Kamala Harris’s Debate Stilettos and All-Black Look Were the Only Outfit Choice For the Evening

When both Senator Kamala Harris and Vice President Mike Pence walked out on the debate stage Wednesday night, it looked like they were attending a funeral.

Both vice presidential candidates wearing all black (save Pence with a red tie) felt right for the moment. After a week of tumult that included a chaotic presidential debate, President Trump’s positive COVID-19 result, an ensuring emergency hospital visit and bizarre, circus-like series of photo ops, was there any other choice? Harris and Pence alike seemed to pick up on the deadly serious nature of the moment, and perhaps even a sense of mourning for the country in a time of disarray.

All eyes have been on Harris’s campaign-trail wardrobe during the election season, a tendency that so often reveals an inherent kind of sexism that a woman politician can face in an election (and in public service, and more broadly, just in public).

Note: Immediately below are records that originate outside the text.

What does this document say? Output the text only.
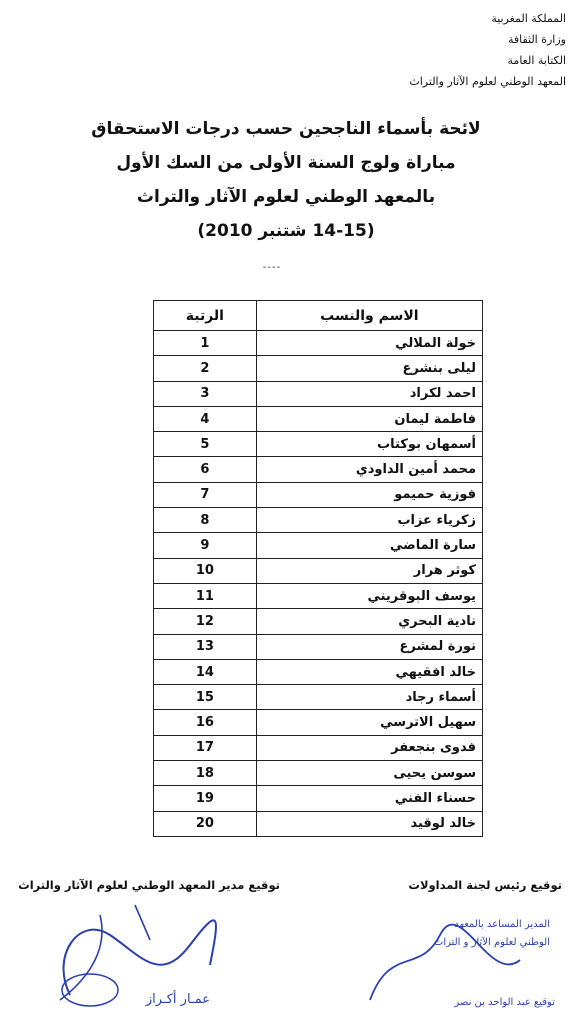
المملكة المغربية
وزارة الثقافة
الكتابة العامة
المعهد الوطني لعلوم الآثار والتراث
لائحة بأسماء الناجحين حسب درجات الاستحقاق
مباراة ولوج السنة الأولى من السك الأول
بالمعهد الوطني لعلوم الآثار والتراث
(14-15 شتنبر 2010)
----
الاسم والنسب	الرتبة
خولة الملالي	1
ليلى بنشرع	2
احمد لكراد	3
فاطمة ليمان	4
أسمهان بوكتاب	5
محمد أمين الداودي	6
فوزية حميمو	7
زكرياء عزاب	8
سارة الماضي	9
كوثر هرار	10
يوسف البوقريني	11
نادية البحري	12
نورة لمشرع	13
خالد افقيهي	14
أسماء رجاد	15
سهيل الاترسي	16
فدوى بنجعفر	17
سوسن يحيى	18
حسناء الفني	19
خالد لوقيد	20
توقيع رئيس لجنة المداولات
توقيع مدير المعهد الوطني لعلوم الآثار والتراث
عمـار أكـراز
المدير المساعد بالمعهد
الوطني لعلوم الآثار و التراث
توقيع عبد الواحد بن نصر
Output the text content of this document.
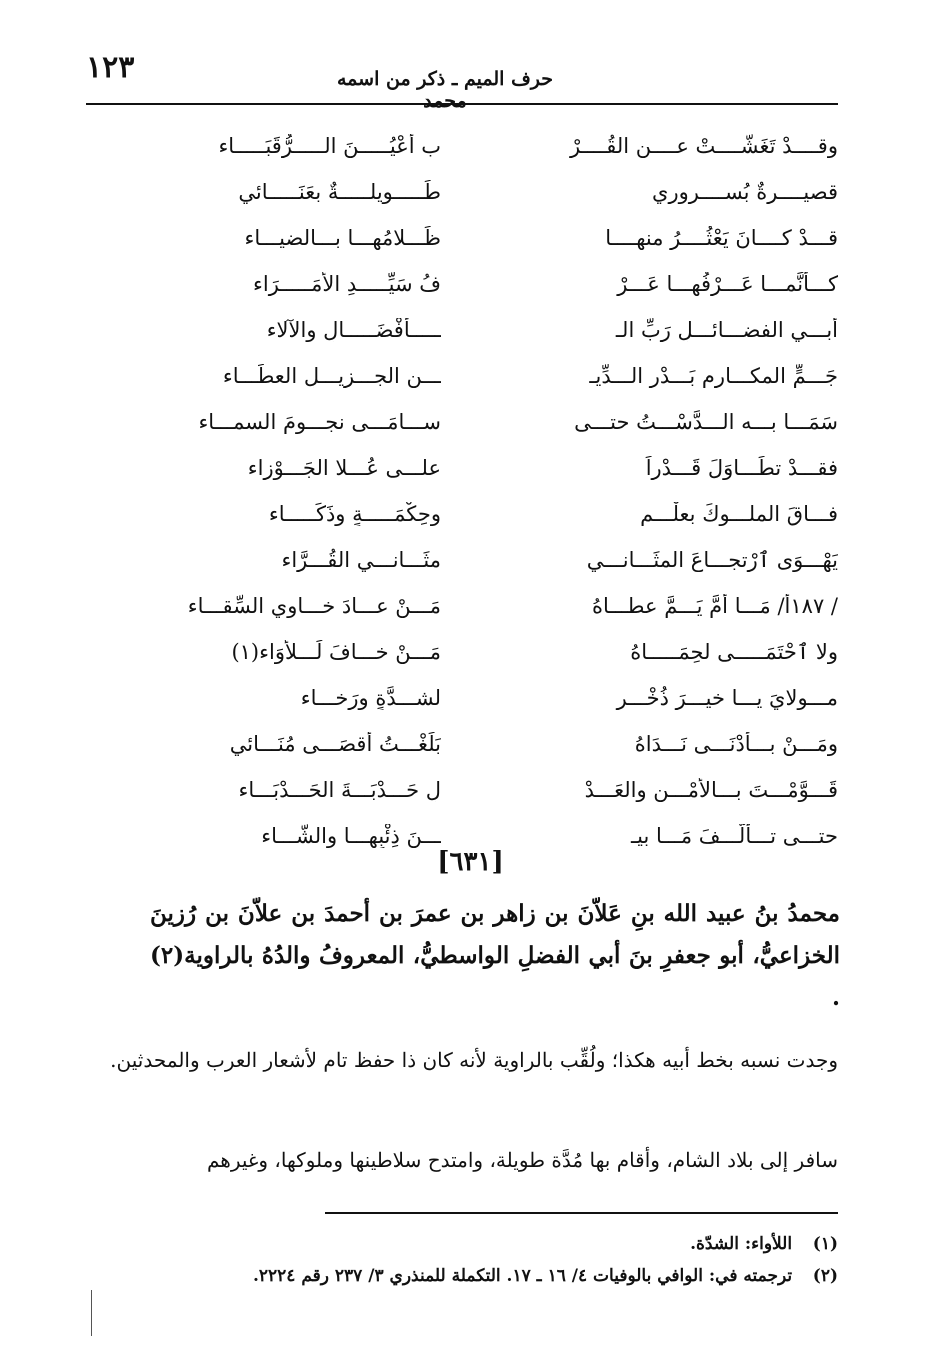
١٢٣	حرف الميم ـ ذكر من اسمه محمد
وقــــدْ تَغَشَّــــتْ عــــن القُــــرْ
ب أعْيُـــــنَ الـــــرُّقَبَـــــاء
قصيــــرةٌ بُســــروري
طَـــــويلـــــةٌ بعَنَـــــائي
قـــدْ كــــانَ يَعْثُــــرُ منهــــا
ظَـــلامُهـــا بـــالضيـــاء
كـــأنَّمـــا عَـــرْفُهـــا عَـــرْ
فُ سَيِّـــــدِ الأمَـــــرَاء
أبـــي الفضـــائـــلِ رَبِّ الـ
ـــــأفْضَـــــالِ والآلاء
جَـــمٍّ المكـــارمِ بَـــدْرِ الـــدِّيـ
ـــنِ الجـــزيـــلِ العطَـــاء
سَمَـــا بـــه الـــدَّسْـــتُ حتـــى
ســـامَـــى نجـــومَ السمـــاء
فقـــدْ تطَـــاوَلَ قَـــدْراً
علـــى عُـــلا الجَـــوْزاء
فـــاقَ الملـــوكَ بعلْـــمٍ
وحِكْمَـــــةٍ وذَكَـــــاء
يَهْـــوَى ٱرْتجـــاعَ المثَـــانـــي
مثَـــانـــي القُـــرَّاء
/ ١٨٧أ/ مَـــا أمَّ يَـــمَّ عطـــاهُ
مَـــنْ عـــادَ خـــاوي السِّقـــاء
ولا ٱحْتَمَـــــى لحِمَـــــاهُ
مَـــنْ خـــافَ لَـــلأوَاء(١)
مـــولايَ يـــا خيـــرَ ذُخْـــرٍ
لشـــدَّةٍ ورَخـــاء
ومَـــنْ بـــأدْنَـــى نَـــدَاهُ
بَلَغْـــتُ أقصَـــى مُنَـــائي
قَـــوَّمْـــتَ بـــالأمْـــنِ والعَـــدْ
لِ حَـــدْبَـــةَ الحَـــدْبَـــاء
حتـــى تـــألَّـــفَ مَـــا بيـ
ـــنَ ذِئْبِهـــا والشَّـــاء
[٦٣١]
محمدُ بنُ عبيد الله بنِ عَلاّنَ بن زاهر بن عمرَ بن أحمدَ بن علاّنَ بن رُزينَ الخزاعيُّ، أبو جعفرِ بنَ أبي الفضلِ الواسطيُّ، المعروفُ والدُهُ بالراوية(٢) .
وجدت نسبه بخط أبيه هكذا؛ ولُقِّب بالراوية لأنه كان ذا حفظ تام لأشعار العرب والمحدثين.
سافر إلى بلاد الشام، وأقام بها مُدَّة طويلة، وامتدح سلاطينها وملوكها، وغيرهم
(١) اللأواء: الشدّة.
(٢) ترجمته في: الوافي بالوفيات ٤/ ١٦ ـ ١٧. التكملة للمنذري ٣/ ٢٣٧ رقم ٢٢٢٤.
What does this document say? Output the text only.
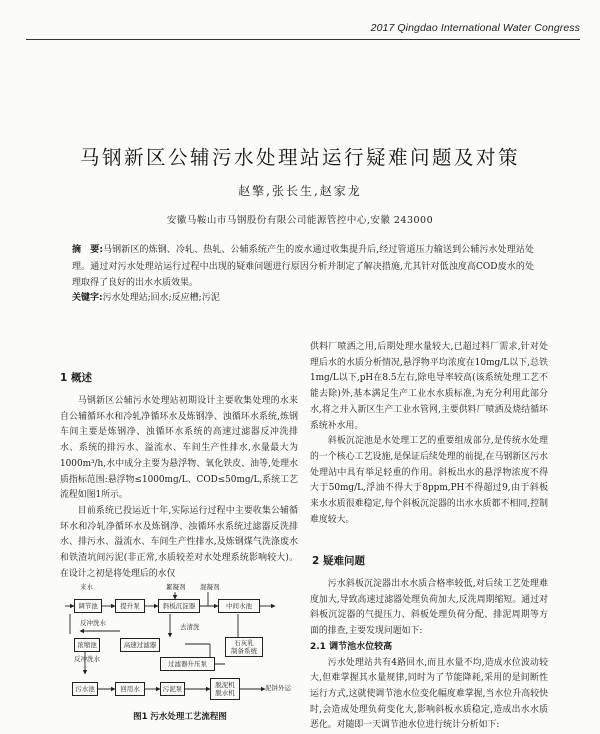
2017 Qingdao International Water Congress
马钢新区公辅污水处理站运行疑难问题及对策
赵擎,张长生,赵家龙
安徽马鞍山市马钢股份有限公司能源管控中心,安徽 243000
摘　要:马钢新区的炼钢、冷轧、热轧、公辅系统产生的废水通过收集提升后,经过管道压力输送到公辅污水处理站处理。通过对污水处理站运行过程中出现的疑难问题进行原因分析并制定了解决措施,尤其针对低浊度高COD废水的处理取得了良好的出水水质效果。
关键字:污水处理站;回水;反应槽;污泥
1 概述

马钢新区公辅污水处理站初期设计主要收集处理的水来自公辅循环水和冷轧净循环水及炼钢净、浊循环水系统,炼钢车间主要是炼钢净、浊循环水系统的高速过滤器反冲洗排水、系统的排污水、溢流水、车间生产性排水,水量最大为1000m³/h,水中成分主要为悬浮物、氧化铁皮、油等,处理水质指标范围:悬浮物≤1000mg/L、COD≤50mg/L,系统工艺流程如图1所示。

目前系统已投运近十年,实际运行过程中主要收集公辅循环水和冷轧净循环水及炼钢净、浊循环水系统过滤器反洗排水、排污水、溢流水、车间生产性排水,及炼钢煤气洗涤废水和铁渣坑间污泥(非正常,水质较差对水处理系统影响较大)。在设计之初是将处理后的水仅

供料厂喷洒之用,后期处理水量较大,已超过料厂需求,针对处理后水的水质分析情况,悬浮物平均浓度在10mg/L以下,总铁1mg/L以下,pH在8.5左右,除电导率较高(该系统处理工艺不能去除)外,基本满足生产工业水水质标准,为充分利用此部分水,将之并入新区生产工业水管网,主要供料厂喷洒及烧结循环系统补水用。

斜板沉淀池是水处理工艺的重要组成部分,是传统水处理的一个核心工艺设施,是保证后续处理的前提,在马钢新区污水处理站中具有举足轻重的作用。斜板出水的悬浮物浓度不得大于50mg/L,浮油不得大于8ppm,PH不得超过9,由于斜板来水水质很难稳定,每个斜板沉淀器的出水水质都不相同,控制难度较大。

2 疑难问题

污水斜板沉淀器出水水质合格率较低,对后续工艺处理难度加大,导致高速过滤器处理负荷加大,反洗周期缩短。通过对斜板沉淀器的气提压力、斜板处理负荷分配、排泥周期等方面的排查,主要发现问题如下:

2.1 调节池水位较高

污水处理站共有4路回水,而且水量不均,造成水位波动较大,但难掌握其水量规律,同时为了节能降耗,采用的是间断性运行方式,这就使调节池水位变化幅度难掌握,当水位升高较快时,会造成处理负荷变化大,影响斜板水质稳定,造成出水水质恶化。对随即一天调节池水位进行统计分析如下:

来水	絮凝剂 混凝剂
调节池	提升泵	斜板沉淀器	中间水池
反冲洗水	去清洗
浓缩池	高速过滤器	石灰乳
制备系统
反冲洗水
过滤器升压泵
污水池	回用水	污泥泵	脱泥机
脱水机
泥饼外运
图1 污水处理工艺流程图
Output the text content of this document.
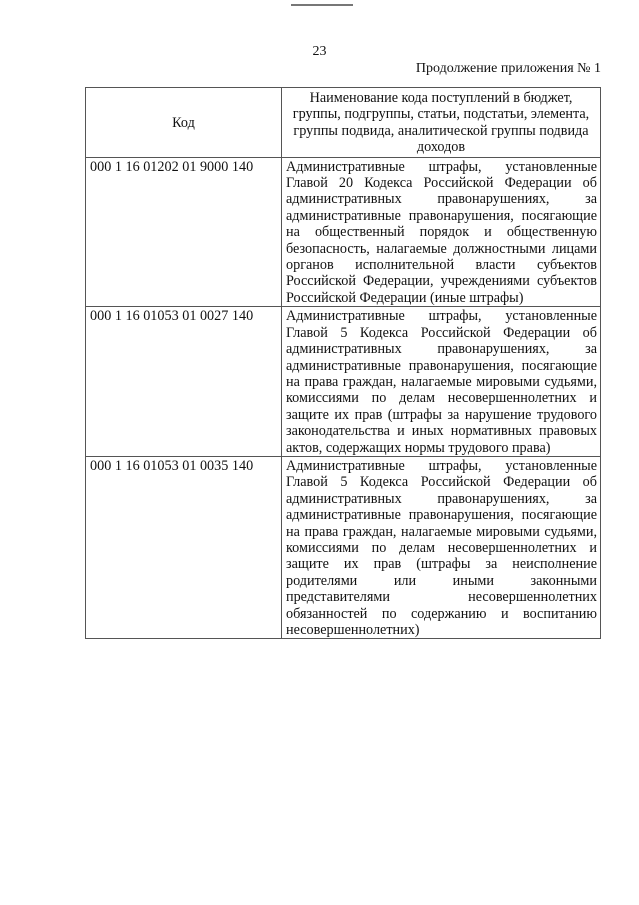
23
Продолжение приложения № 1
Код	Наименование кода поступлений в бюджет, группы, подгруппы, статьи, подстатьи, элемента, группы подвида, аналитической группы подвида доходов
000 1 16 01202 01 9000 140	Административные штрафы, установленные Главой 20 Кодекса Российской Федерации об административных правонарушениях, за административные правонарушения, посягающие на общественный порядок и общественную безопасность, налагаемые должностными лицами органов исполнительной власти субъектов Российской Федерации, учреждениями субъектов Российской Федерации (иные штрафы)
000 1 16 01053 01 0027 140	Административные штрафы, установленные Главой 5 Кодекса Российской Федерации об административных правонарушениях, за административные правонарушения, посягающие на права граждан, налагаемые мировыми судьями, комиссиями по делам несовершеннолетних и защите их прав (штрафы за нарушение трудового законодательства и иных нормативных правовых актов, содержащих нормы трудового права)
000 1 16 01053 01 0035 140	Административные штрафы, установленные Главой 5 Кодекса Российской Федерации об административных правонарушениях, за административные правонарушения, посягающие на права граждан, налагаемые мировыми судьями, комиссиями по делам несовершеннолетних и защите их прав (штрафы за неисполнение родителями или иными законными представителями несовершеннолетних обязанностей по содержанию и воспитанию несовершеннолетних)
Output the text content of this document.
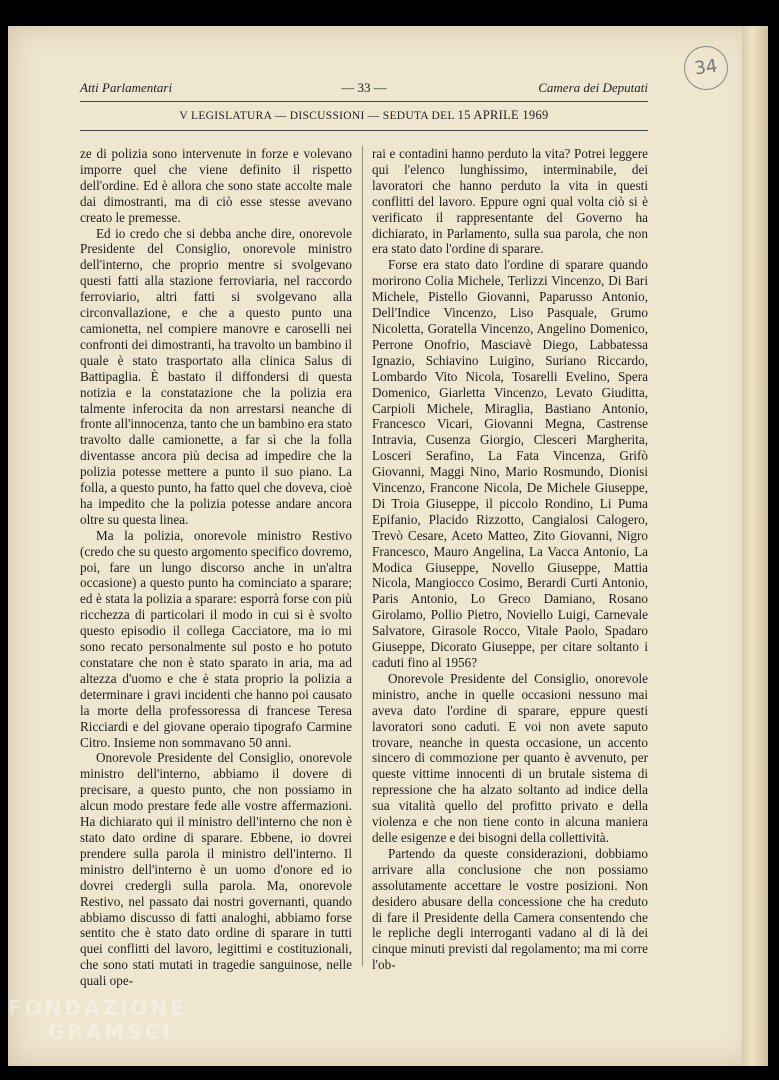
34
Atti Parlamentari	— 33 —	Camera dei Deputati
V LEGISLATURA — DISCUSSIONI — SEDUTA DEL 15 APRILE 1969

ze di polizia sono intervenute in forze e volevano imporre quel che viene definito il rispetto dell'ordine. Ed è allora che sono state accolte male dai dimostranti, ma di ciò esse stesse avevano creato le premesse.

Ed io credo che si debba anche dire, onorevole Presidente del Consiglio, onorevole ministro dell'interno, che proprio mentre si svolgevano questi fatti alla stazione ferroviaria, nel raccordo ferroviario, altri fatti si svolgevano alla circonvallazione, e che a questo punto una camionetta, nel compiere manovre e caroselli nei confronti dei dimostranti, ha travolto un bambino il quale è stato trasportato alla clinica Salus di Battipaglia. È bastato il diffondersi di questa notizia e la constatazione che la polizia era talmente inferocita da non arrestarsi neanche di fronte all'innocenza, tanto che un bambino era stato travolto dalle camionette, a far sì che la folla diventasse ancora più decisa ad impedire che la polizia potesse mettere a punto il suo piano. La folla, a questo punto, ha fatto quel che doveva, cioè ha impedito che la polizia potesse andare ancora oltre su questa linea.

Ma la polizia, onorevole ministro Restivo (credo che su questo argomento specifico dovremo, poi, fare un lungo discorso anche in un'altra occasione) a questo punto ha cominciato a sparare; ed è stata la polizia a sparare: esporrà forse con più ricchezza di particolari il modo in cui si è svolto questo episodio il collega Cacciatore, ma io mi sono recato personalmente sul posto e ho potuto constatare che non è stato sparato in aria, ma ad altezza d'uomo e che è stata proprio la polizia a determinare i gravi incidenti che hanno poi causato la morte della professoressa di francese Teresa Ricciardi e del giovane operaio tipografo Carmine Citro. Insieme non sommavano 50 anni.

Onorevole Presidente del Consiglio, onorevole ministro dell'interno, abbiamo il dovere di precisare, a questo punto, che non possiamo in alcun modo prestare fede alle vostre affermazioni. Ha dichiarato qui il ministro dell'interno che non è stato dato ordine di sparare. Ebbene, io dovrei prendere sulla parola il ministro dell'interno. Il ministro dell'interno è un uomo d'onore ed io dovrei credergli sulla parola. Ma, onorevole Restivo, nel passato dai nostri governanti, quando abbiamo discusso di fatti analoghi, abbiamo forse sentito che è stato dato ordine di sparare in tutti quei conflitti del lavoro, legittimi e costituzionali, che sono stati mutati in tragedie sanguinose, nelle quali ope-

rai e contadini hanno perduto la vita? Potrei leggere qui l'elenco lunghissimo, interminabile, dei lavoratori che hanno perduto la vita in questi conflitti del lavoro. Eppure ogni qual volta ciò si è verificato il rappresentante del Governo ha dichiarato, in Parlamento, sulla sua parola, che non era stato dato l'ordine di sparare.

Forse era stato dato l'ordine di sparare quando morirono Colia Michele, Terlizzi Vincenzo, Di Bari Michele, Pistello Giovanni, Paparusso Antonio, Dell'Indice Vincenzo, Liso Pasquale, Grumo Nicoletta, Goratella Vincenzo, Angelino Domenico, Perrone Onofrio, Masciavè Diego, Labbatessa Ignazio, Schiavino Luigino, Suriano Riccardo, Lombardo Vito Nicola, Tosarelli Evelino, Spera Domenico, Giarletta Vincenzo, Levato Giuditta, Carpioli Michele, Miraglia, Bastiano Antonio, Francesco Vicari, Giovanni Megna, Castrense Intravia, Cusenza Giorgio, Clesceri Margherita, Losceri Serafino, La Fata Vincenza, Grifò Giovanni, Maggi Nino, Mario Rosmundo, Dionisi Vincenzo, Francone Nicola, De Michele Giuseppe, Di Troia Giuseppe, il piccolo Rondino, Li Puma Epifanio, Placido Rizzotto, Cangialosi Calogero, Trevò Cesare, Aceto Matteo, Zito Giovanni, Nigro Francesco, Mauro Angelina, La Vacca Antonio, La Modica Giuseppe, Novello Giuseppe, Mattia Nicola, Mangiocco Cosimo, Berardi Curti Antonio, Paris Antonio, Lo Greco Damiano, Rosano Girolamo, Pollio Pietro, Noviello Luigi, Carnevale Salvatore, Girasole Rocco, Vitale Paolo, Spadaro Giuseppe, Dicorato Giuseppe, per citare soltanto i caduti fino al 1956?

Onorevole Presidente del Consiglio, onorevole ministro, anche in quelle occasioni nessuno mai aveva dato l'ordine di sparare, eppure questi lavoratori sono caduti. E voi non avete saputo trovare, neanche in questa occasione, un accento sincero di commozione per quanto è avvenuto, per queste vittime innocenti di un brutale sistema di repressione che ha alzato soltanto ad indice della sua vitalità quello del profitto privato e della violenza e che non tiene conto in alcuna maniera delle esigenze e dei bisogni della collettività.

Partendo da queste considerazioni, dobbiamo arrivare alla conclusione che non possiamo assolutamente accettare le vostre posizioni. Non desidero abusare della concessione che ha creduto di fare il Presidente della Camera consentendo che le repliche degli interroganti vadano al di là dei cinque minuti previsti dal regolamento; ma mi corre l'ob-

FONDAZIONE
GRAMSCI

Nevertheless, the senator and vice presidential candidate has utilized the bias to her advantage, carefully choosing garments — and footwear — to convey to the public the type of leader she proposes to be. Her closet full of unisex Converse sneakers transmits a relatable nature. Her Timberland boots, worn to survey California wildfires in September, were meant to offer up a roll-up-your-sleeves mentality. Both footwear options have a deeper meaning than just their face value, given that no other woman candidate of Harris’s level has dared to wear something other than a pump or kitten heel.

But for Wednesday’s debate, Harris knew that only a power suit and pump would do. Aside from the American flag pin and a modest version of her signature pearls, the vice presidential candidate kept things simple, with a tailored black suit and subtle matching camisole, plus a pair of black stiletto pumps that put her nearly at the same height of her opponent. The ensemble was the only fitting choice for a night of serious topics.

Many have extolled the benefits of wearing a high-heeled pump — the way it makes you stand differently, the confidence it brings to its wearer, the literal height it offers to level things. The U.S. may be extremely divided now, but the power of the pump still seems to be a bi-partisan stance, even as the footwear upholds traditional, and prohibitive, notions of a woman’s dress code.

For the most part, the shoes — and the outfit — worked for Harris, even while political pundits begin to parse out the moments of sexism that the debate brought; in the displays of hesitancy that a woman often feels in interrupting a man, in the body language a woman has to navigate in public. The debate only seemed to reinforce the footwear’s complicated symbolism.